Estos ataques, que en Lima y el Callao han sumado 214 entre agosto del 2024 y mayo de 2026 según el Observatorio de la Criminalidad del Ministerio Público, están provocando la escasez de choferes dispuestos a manejar buses y cústeres.

Así lo alertó Martín Ojeda, de la Cámara Internacional del Transporte, quien detalló que los hombres dedicados a este oficio están optando por irse del país o cambiar de rubro para no exponer sus vidas.

“La escasez de conductores es un tema fundamental. El temor de seguir manejando en Lima y el Callao ya es un tema muy importante para estos profesionales de la conducción y prefieren emigrar. Lo que estamos viendo es una migración de conductores a España”, refirió a OJO.

PELIGRO. En promedio, dijo, el “35 % de unidades no tienen facilidades de tener un conductor a la mano”, lo que complica que se brinde el servicio de forma eficiente. “Esto demuestra la ineficiencia de los poderes del Estado y de la política de seguridad”, señaló.

De acuerdo al Ministerio Público, los 214 atentados vinculados a extorsiones que se han registrado dejaron 152 fallecidos y 131 heridos. El mayor porcentaje de las víctimas son conductores (69.3 %), seguidos de pasajeros (20.5 %) y cobradores (5.3 %).

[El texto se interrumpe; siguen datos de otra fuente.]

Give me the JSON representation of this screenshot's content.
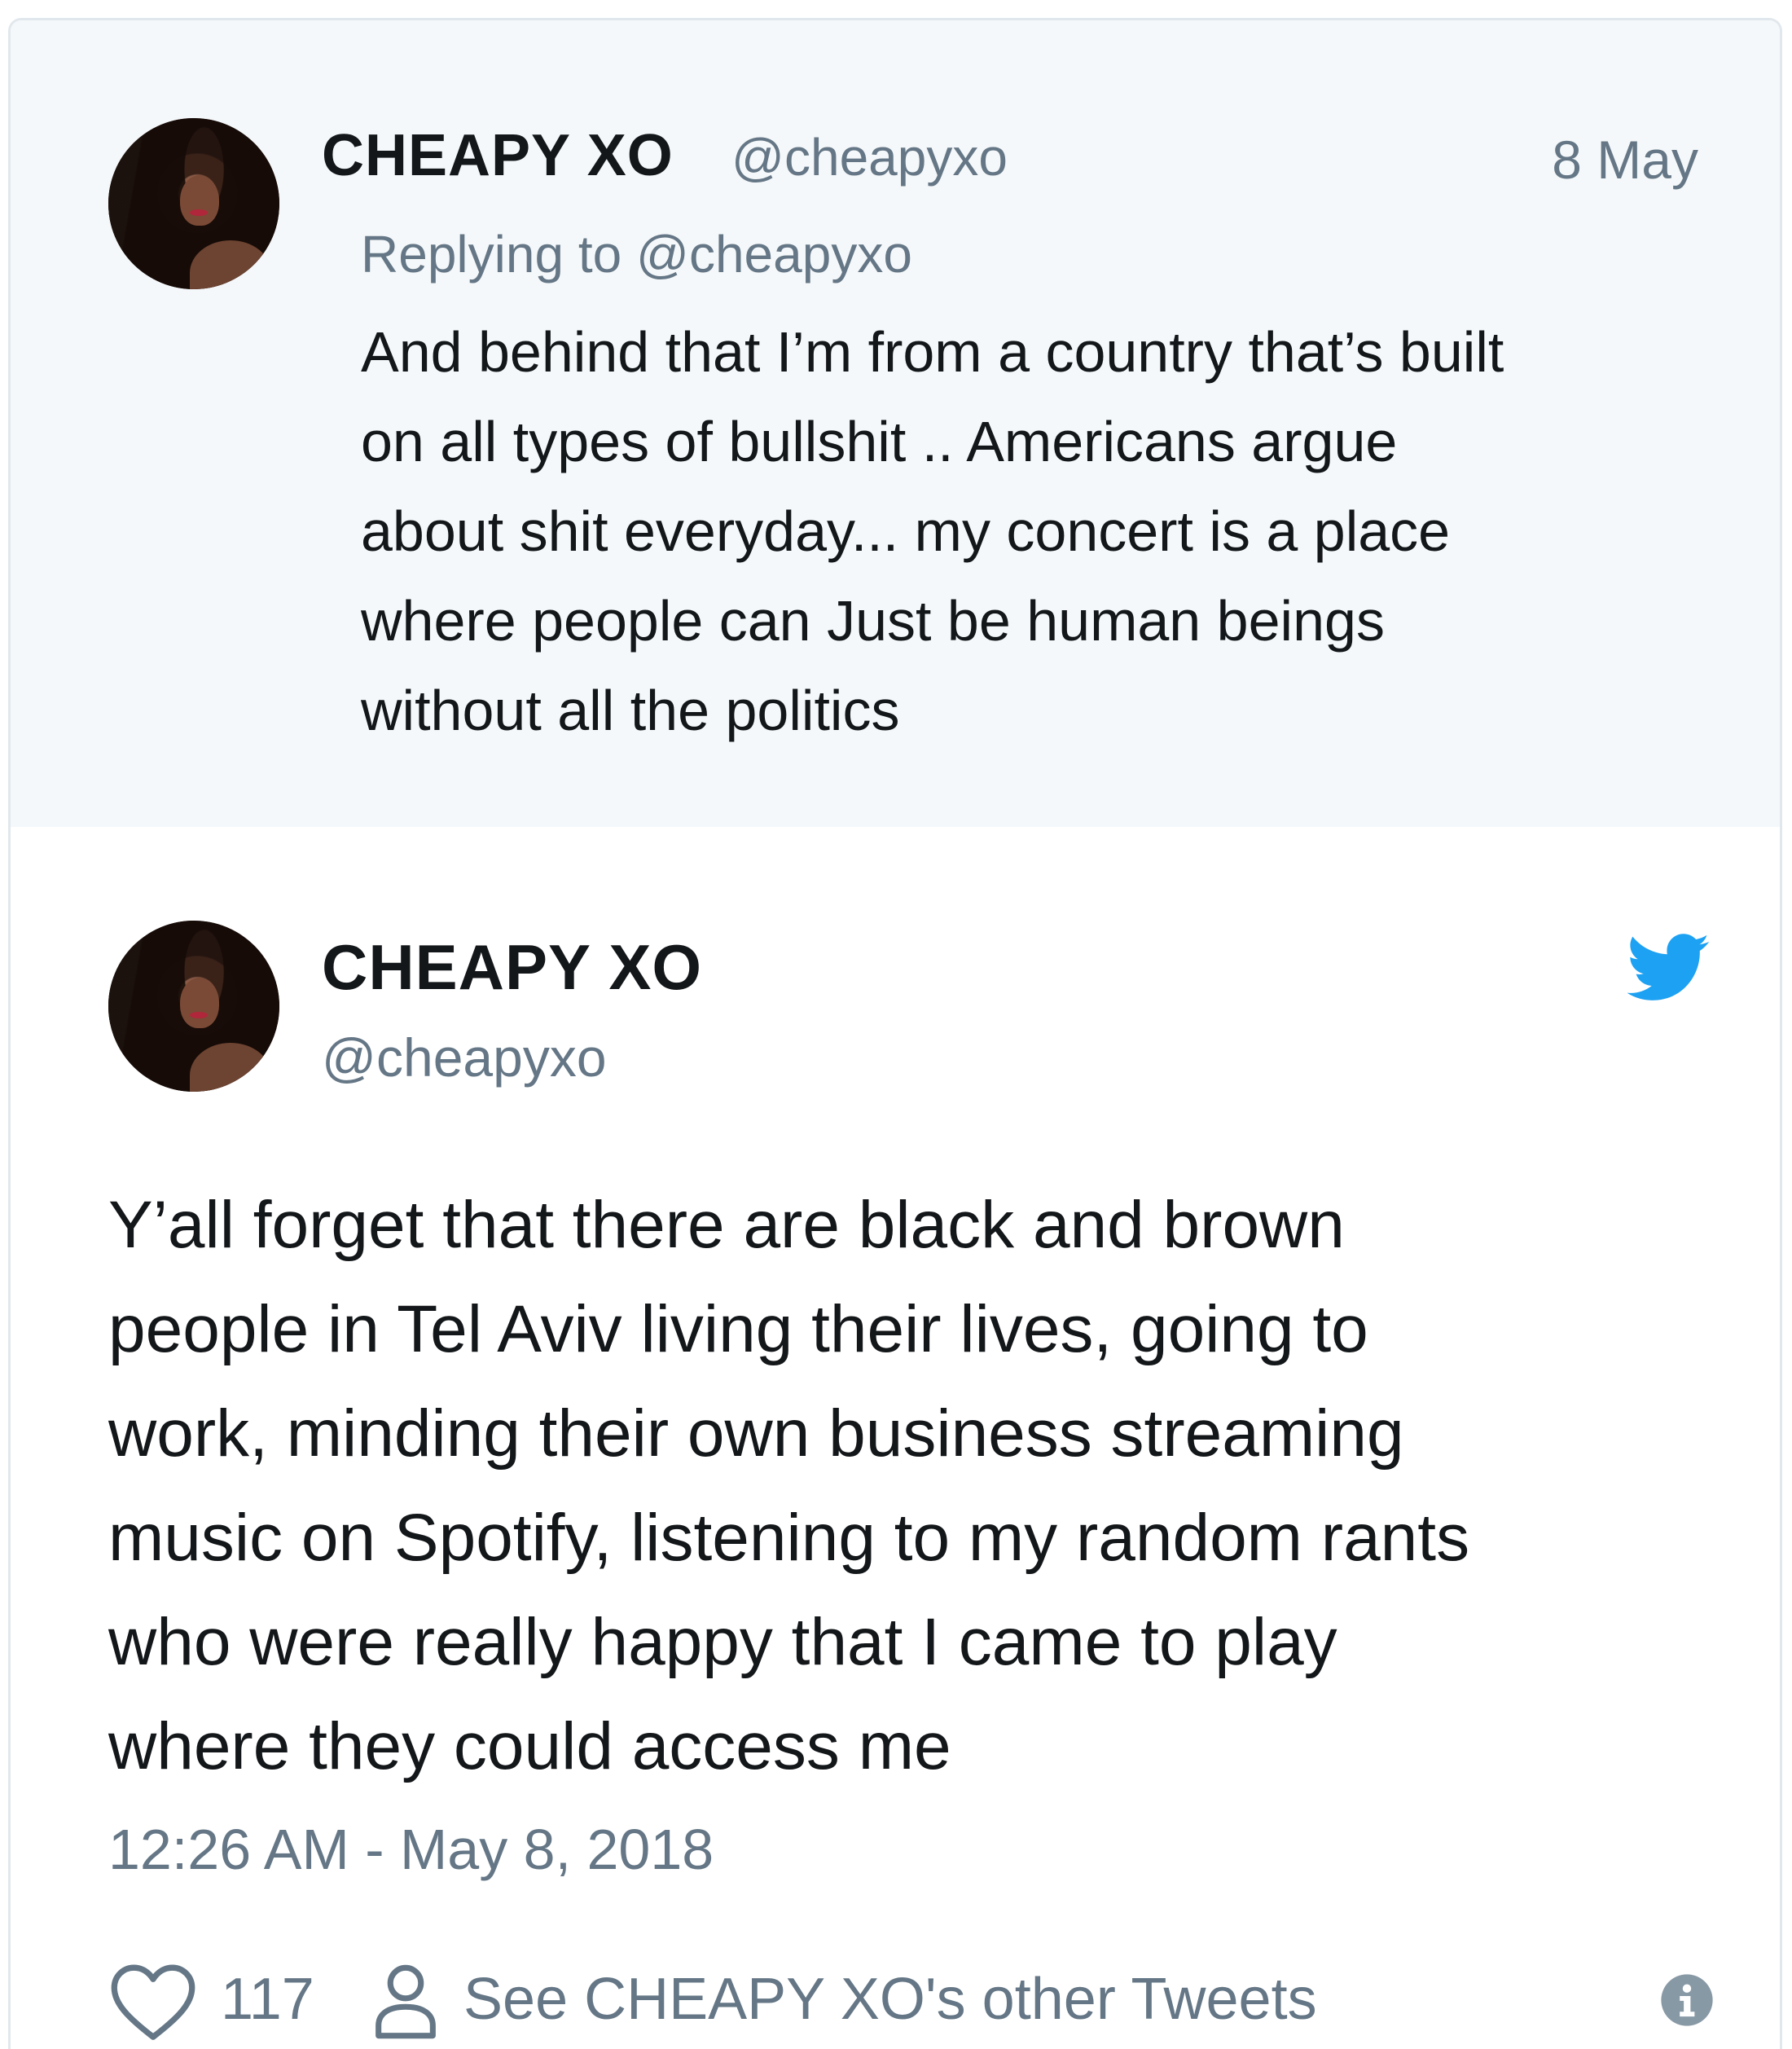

“Esto evidencia que quienes prestan y utilizan diariamente el servicio de transporte público son los más expuestos a esta modalidad delictiva”, remarcó el observatorio.

El reporte precisó que la interceptación del vehículo cuando el chofer iba en ruta fue la principal forma de ataque. También hubo varios casos de sicarios que son “falsos pasajeros” y suben a los buses para atacarlos.

Asimismo, en el 97.7 % de atentados los perpetradores usaron armas de fuego y cometieron el delito en motocicletas en las que también huyeron.

PELIGRO. La escasez de choferes, advirtió Ojeda, también golpea económicamente a las empresas de transporte público, las cuales no pueden poner toda su flota a trabajar.

A esto se suma el impacto que las propias extorsiones generan ya que reciben amenazas hasta por tres mafias al mismo tiempo y, para no sufrir atentados, no les queda más que pagar. “Estamos en una situación muy crítica”, anotó.

57 personas han fallecido entre enero y mayo del 2026 por atentados a buses o cústeres.

OJO AL DATO. Las víctimas de los atentado son sobre todo hombres, incluidos extranjeros de nacionalidad venezolana.